I am not denigrating the entire teaching profession. My wife, close friends and others I look up to are teachers. My mother worked in the New Jersey public school system for many years. Great teachers do exist, and they have the most important jobs on earth. They are way underpaid and underappreciated.

I did have more than my share of teachers who maybe should have been working in another profession or didn’t have the skills to reach me. Perhaps they were all burnt out and lost their compassion.

Lessons Learned:

Don’t use shame as a tool to change behavior because it doesn’t work and is traumatizing. Shame is an emotional state that lingers long and often in secret. The child feels like she has not only committed a major, unforgiveable infraction, she starts to look at herself as inferior to her peers.

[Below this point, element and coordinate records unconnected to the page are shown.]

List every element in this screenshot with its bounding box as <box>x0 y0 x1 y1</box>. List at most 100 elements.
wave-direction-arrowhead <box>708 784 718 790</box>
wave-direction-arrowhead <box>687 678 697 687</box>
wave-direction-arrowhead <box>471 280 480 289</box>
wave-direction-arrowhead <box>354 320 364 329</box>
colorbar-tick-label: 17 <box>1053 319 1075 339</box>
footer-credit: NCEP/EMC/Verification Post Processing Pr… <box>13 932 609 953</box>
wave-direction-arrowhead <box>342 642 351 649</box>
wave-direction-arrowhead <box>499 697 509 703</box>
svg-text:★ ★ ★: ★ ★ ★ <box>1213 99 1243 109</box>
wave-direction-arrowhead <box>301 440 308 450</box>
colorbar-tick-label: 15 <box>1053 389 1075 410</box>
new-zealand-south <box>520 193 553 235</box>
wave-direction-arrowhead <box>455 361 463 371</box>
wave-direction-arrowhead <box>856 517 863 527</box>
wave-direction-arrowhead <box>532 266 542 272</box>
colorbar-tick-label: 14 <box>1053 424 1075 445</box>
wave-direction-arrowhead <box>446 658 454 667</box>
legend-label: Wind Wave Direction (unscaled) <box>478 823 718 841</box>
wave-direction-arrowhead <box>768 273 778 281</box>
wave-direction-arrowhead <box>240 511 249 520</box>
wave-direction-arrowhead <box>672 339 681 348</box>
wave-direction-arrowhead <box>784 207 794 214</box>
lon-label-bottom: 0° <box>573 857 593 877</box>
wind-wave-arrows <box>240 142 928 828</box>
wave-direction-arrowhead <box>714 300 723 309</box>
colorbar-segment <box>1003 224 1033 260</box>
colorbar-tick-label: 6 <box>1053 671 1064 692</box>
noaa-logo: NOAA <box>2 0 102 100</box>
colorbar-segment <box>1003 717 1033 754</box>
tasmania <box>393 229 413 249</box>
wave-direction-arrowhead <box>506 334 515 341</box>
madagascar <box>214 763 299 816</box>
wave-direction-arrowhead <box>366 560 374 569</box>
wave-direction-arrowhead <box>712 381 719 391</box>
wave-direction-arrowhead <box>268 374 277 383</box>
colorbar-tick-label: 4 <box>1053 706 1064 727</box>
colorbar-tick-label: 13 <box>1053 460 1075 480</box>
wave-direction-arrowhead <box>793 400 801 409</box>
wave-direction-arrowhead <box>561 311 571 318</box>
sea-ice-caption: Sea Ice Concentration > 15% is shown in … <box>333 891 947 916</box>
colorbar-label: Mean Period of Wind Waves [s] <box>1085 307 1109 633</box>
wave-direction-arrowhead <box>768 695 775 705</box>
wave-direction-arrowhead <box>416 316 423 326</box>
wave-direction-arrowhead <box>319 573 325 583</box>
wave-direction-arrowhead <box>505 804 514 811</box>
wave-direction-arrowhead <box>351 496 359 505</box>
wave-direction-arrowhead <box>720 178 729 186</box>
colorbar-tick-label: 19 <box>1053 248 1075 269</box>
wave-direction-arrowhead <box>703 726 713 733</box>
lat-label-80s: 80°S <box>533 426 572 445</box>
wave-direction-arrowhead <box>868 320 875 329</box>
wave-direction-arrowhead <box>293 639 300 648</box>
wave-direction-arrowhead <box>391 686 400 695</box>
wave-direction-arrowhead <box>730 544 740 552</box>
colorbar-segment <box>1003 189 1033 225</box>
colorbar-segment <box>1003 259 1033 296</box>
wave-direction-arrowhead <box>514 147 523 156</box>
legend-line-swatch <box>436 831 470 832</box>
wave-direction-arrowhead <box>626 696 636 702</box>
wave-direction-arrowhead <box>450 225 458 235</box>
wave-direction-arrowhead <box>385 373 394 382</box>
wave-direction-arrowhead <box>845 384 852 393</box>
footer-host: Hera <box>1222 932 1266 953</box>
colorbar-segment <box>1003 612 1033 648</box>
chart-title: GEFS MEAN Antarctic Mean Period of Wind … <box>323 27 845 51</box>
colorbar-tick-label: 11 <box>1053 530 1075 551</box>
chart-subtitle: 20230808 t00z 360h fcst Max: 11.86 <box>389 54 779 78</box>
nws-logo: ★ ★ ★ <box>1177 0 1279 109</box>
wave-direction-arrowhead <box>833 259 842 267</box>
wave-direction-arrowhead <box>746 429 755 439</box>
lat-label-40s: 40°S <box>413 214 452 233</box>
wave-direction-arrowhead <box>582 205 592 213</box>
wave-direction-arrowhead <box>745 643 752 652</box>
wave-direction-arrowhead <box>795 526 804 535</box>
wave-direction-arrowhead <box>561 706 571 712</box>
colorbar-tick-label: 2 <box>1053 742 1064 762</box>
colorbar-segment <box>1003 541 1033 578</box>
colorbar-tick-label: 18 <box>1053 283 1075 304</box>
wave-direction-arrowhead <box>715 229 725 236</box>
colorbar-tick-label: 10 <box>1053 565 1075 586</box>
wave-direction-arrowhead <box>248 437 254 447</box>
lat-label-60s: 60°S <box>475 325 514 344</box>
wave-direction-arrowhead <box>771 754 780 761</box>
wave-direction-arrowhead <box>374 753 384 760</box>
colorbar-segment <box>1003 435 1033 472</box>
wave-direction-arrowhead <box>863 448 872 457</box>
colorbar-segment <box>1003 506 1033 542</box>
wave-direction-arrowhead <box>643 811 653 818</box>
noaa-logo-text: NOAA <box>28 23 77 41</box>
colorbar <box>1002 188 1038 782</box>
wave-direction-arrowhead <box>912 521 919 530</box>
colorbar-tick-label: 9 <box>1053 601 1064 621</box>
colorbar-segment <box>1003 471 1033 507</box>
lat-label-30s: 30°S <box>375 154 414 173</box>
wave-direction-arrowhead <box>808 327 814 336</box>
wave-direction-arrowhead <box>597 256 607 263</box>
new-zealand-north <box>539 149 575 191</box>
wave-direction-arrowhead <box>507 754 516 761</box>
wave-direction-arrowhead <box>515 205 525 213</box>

The shame is later internalized and the belief that she is a bad, unworthy person becomes ingrained. The need to please others becomes more important than the need to please one’s self. She doesn’t feel that she has a self and her efforts are utilized for survival, not thrival( I just made up that word).

She has difficulty forming close relationships and feels lonely much of the time.

If you want her to learn, try to understand why she is not learning. Are emotional problems such as depression and/or anxiety affecting her ability to focus? Are her parents emotionally available to her? Does she have a learning disability that causes processing problems? Is she getting enough to eat or quality sleep? Does she feel like she is so stupid that it is senseless to try to understand a difficult assignment? Has she given up all hope of success?

Make sure you let her know how special she is. Is her sense of humor unique? Is she a leader? Is she empathetic and kind? Does she stand up for her peers who get marginalized? Can she play her instrument well? Is she a good athlete? Are there other ways that she demonstrates intelligence?

Most of all, let her know you care about her and have her back by your actions.